The deaths of hundreds of thousands of people at the hands of both government and rebel forces in Darfur have captured global headlines and made a mockery of the international "never again" pledge after the 1994 genocide in Rwanda.
Now, the International Criminal Court is poised to determine whether an arrest warrant will be issued for the president of Sudan, Omar Hassan al-Bashir, on charges related to the atrocities committed in Darfur, and the ICC's chief prosecutor has just presented evidence against members of a rebel group related to attacks on UN peacekeepers.
It is a historic moment for the people of Darfur -- and for the future of international justice. If Mr. Bashir and the other individuals accused by the ICC of similar crimes are successfully prosecuted, it will be an important step not only in stemming the violence in Sudan, but also in the deterrence of future atrocities.
It is hard to overestimate the importance of holding criminal trials for those responsible for atrocities such as those in Rwanda, the Congo, East Timor and the Balkans. Yet the ICC has neither the capacity nor the mandate to act as the sole forum for these trials. The role of national courts - including those in Canada - is fundamental to the international criminal justice system, closing the gap that has allowed those who plan and carry out the most serious crimes to escape justice. If Canada wants to make a tangible contribution to stemming global violence, justice through Canadian courts provides one of the best opportunities.
Ensuring justice and other forms of redress for victims of atrocities is directly relevant for Canadians: The 2006 Statistics Canada census shows that more than six million people living in Canada are foreign-born. According to torture treatment experts, up to one-third of immigrants and refugees globally have been affected by war trauma and torture, including such egregious acts as mutilation, rape and the forced disappearance or killing of members of their families.

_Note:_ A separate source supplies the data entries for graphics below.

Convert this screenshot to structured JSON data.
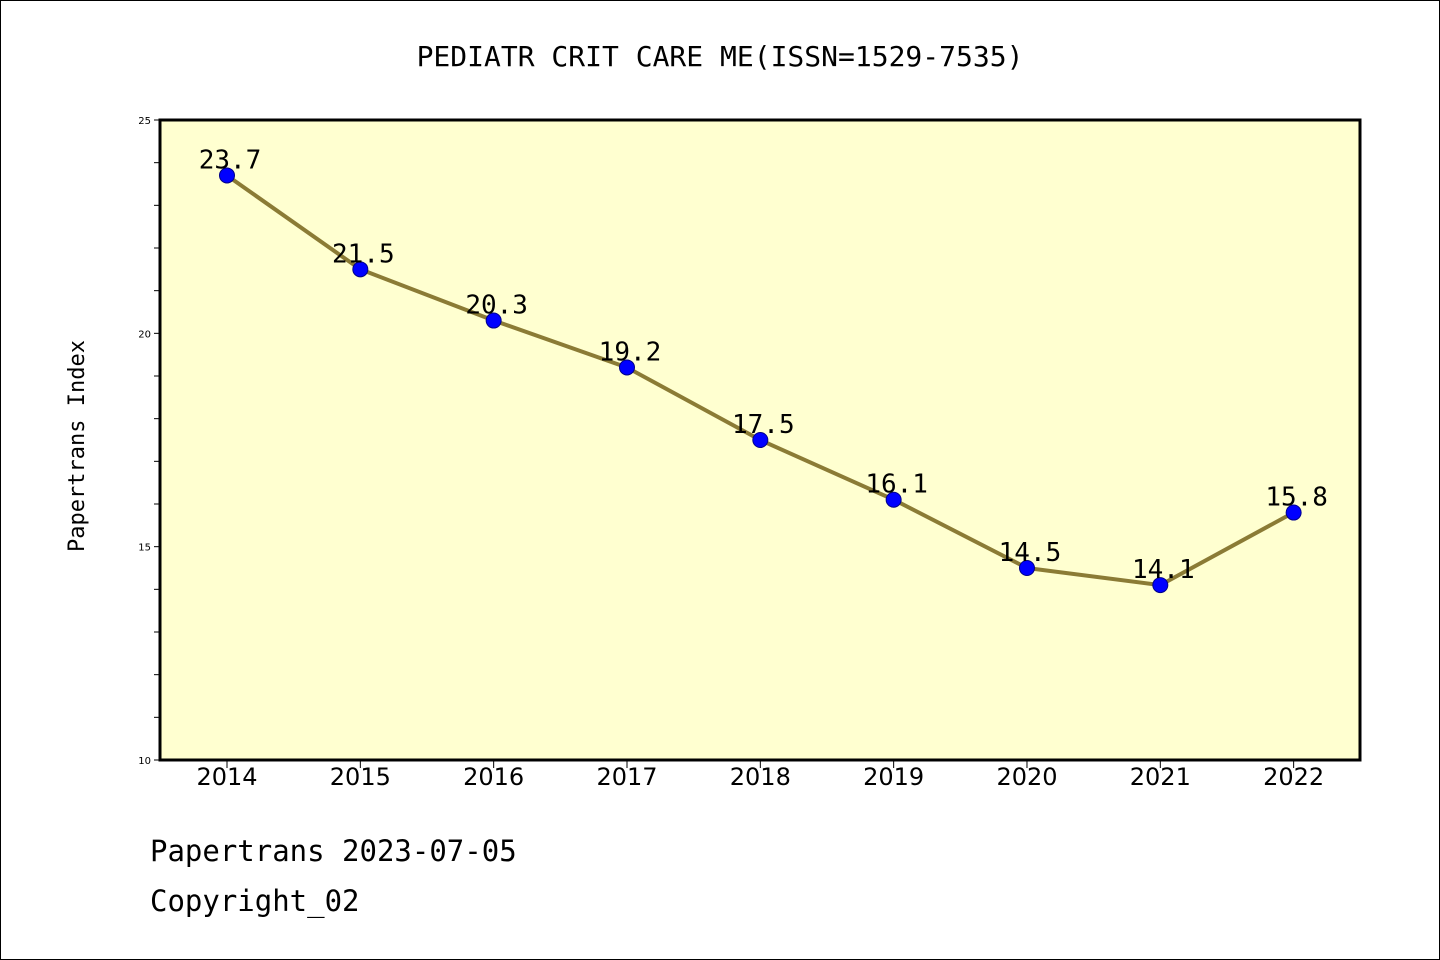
{
  "chart_data": {
    "type": "line",
    "title": "PEDIATR CRIT CARE ME(ISSN=1529-7535)",
    "xlabel": "",
    "ylabel": "Papertrans Index",
    "categories": [
      "2014",
      "2015",
      "2016",
      "2017",
      "2018",
      "2019",
      "2020",
      "2021",
      "2022"
    ],
    "series": [
      {
        "values": [
          23.7,
          21.5,
          20.3,
          19.2,
          17.5,
          16.1,
          14.5,
          14.1,
          15.8
        ],
        "labels": [
          "23.7",
          "21.5",
          "20.3",
          "19.2",
          "17.5",
          "16.1",
          "14.5",
          "14.1",
          "15.8"
        ]
      }
    ],
    "ylim": [
      10,
      25
    ],
    "y_ticks": [
      "10",
      "15",
      "20",
      "25"
    ],
    "y_minor_step": 1,
    "grid": false,
    "colors": {
      "plot_background": "#FFFFD0",
      "line": "#8B7B35",
      "marker": "#0000FF",
      "marker_edge": "#00008B",
      "axes": "#000000"
    }
  },
  "footer": {
    "date_text": "Papertrans 2023-07-05",
    "copyright_text": "Copyright_02"
  }
}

Canada was among the first states to ratify the treaty establishing the ICC, and at the same time it implemented its treaty obligations by enacting new domestic war crimes legislation. This new law, passed in 2000, clarifies that Canadian courts can hear cases against those accused of committing or aiding and abetting war crimes, crimes against humanity and genocide.
Since 2000, however, the government's commitment has waned. In the eight years since the new law came into force, the government has only initiated one prosecution of an alleged war criminal - despite the fact that the government has hundreds of open files on suspected war criminals currently in Canada.

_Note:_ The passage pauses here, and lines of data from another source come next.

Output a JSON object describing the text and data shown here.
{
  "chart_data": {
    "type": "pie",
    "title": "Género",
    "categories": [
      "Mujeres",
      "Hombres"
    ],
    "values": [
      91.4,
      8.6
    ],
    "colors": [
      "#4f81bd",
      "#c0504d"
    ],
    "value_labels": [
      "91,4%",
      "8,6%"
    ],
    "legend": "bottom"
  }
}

A big part of the problem: The government has not increased its War Crimes Program budget in 10 years. The vast majority of that budget is allocated to dealing with suspected war criminals by sending people out of the country or preventing them from entering in the first place. This gives no regard to the interests of victims and the potential contribution to deterring future atrocities, nor does it take into account the fate of the named individual who has little opportunity to respond to the allegations and may face persecution upon return to the home country.
Canada's civil law system is an equally ineffective means of redress for victims of atrocities who have fled to Canada or who are Canadian citizens. Canadian torture victims have failed in their attempts to sue in Ontario courts governments such as Syria and Iran, because foreign states and their agents have immunity from such claims.
The United Nations Committee against Torture, the body that monitors state compliance with obligations under the Convention Against Torture, has criticized Canada for failing to provide an effective remedy for victims of torture in these cases. For a country like Canada, which has put itself forward as a defender of international human rights and international justice, not to follow through with its moral and legal commitments sends a dangerous signal to other states. In reassuming its leadership role, the Canadian government should focus on both criminal prosecutions and civil law reform.
How? First of all, it needs to increase its funding of the federal War Crimes Program, specifically for investigations and prosecutions of those suspected of having committed the most serious international crimes. At a minimum, the government should reallocate its spending within the program to give investigations and prosecutions of suspected war criminals a higher priority.
Secondly, in order to provide an effective remedy for victims of atrocities committed by foreign states, Canada's State Immunity Act needs to be amended to provide for the possibility of holding foreign governments and individual government officials accountable where they plan, participate in or are complicit in the most egregious violations of international law.
Canadians want an end to violence in Darfur -- and worldwide. The time has come for an unequivocal commitment by the Canadian government to help prevent such atrocities and to provide a measure of redress for victims through the use of Canadian courts.
Lloyd Axworthy was Canada's foreign affairs minister from 1996 to 2000. Penelope Simons teaches international law at the University of Ottawa. Both are affiliated with the Canadian Centre for International Justice.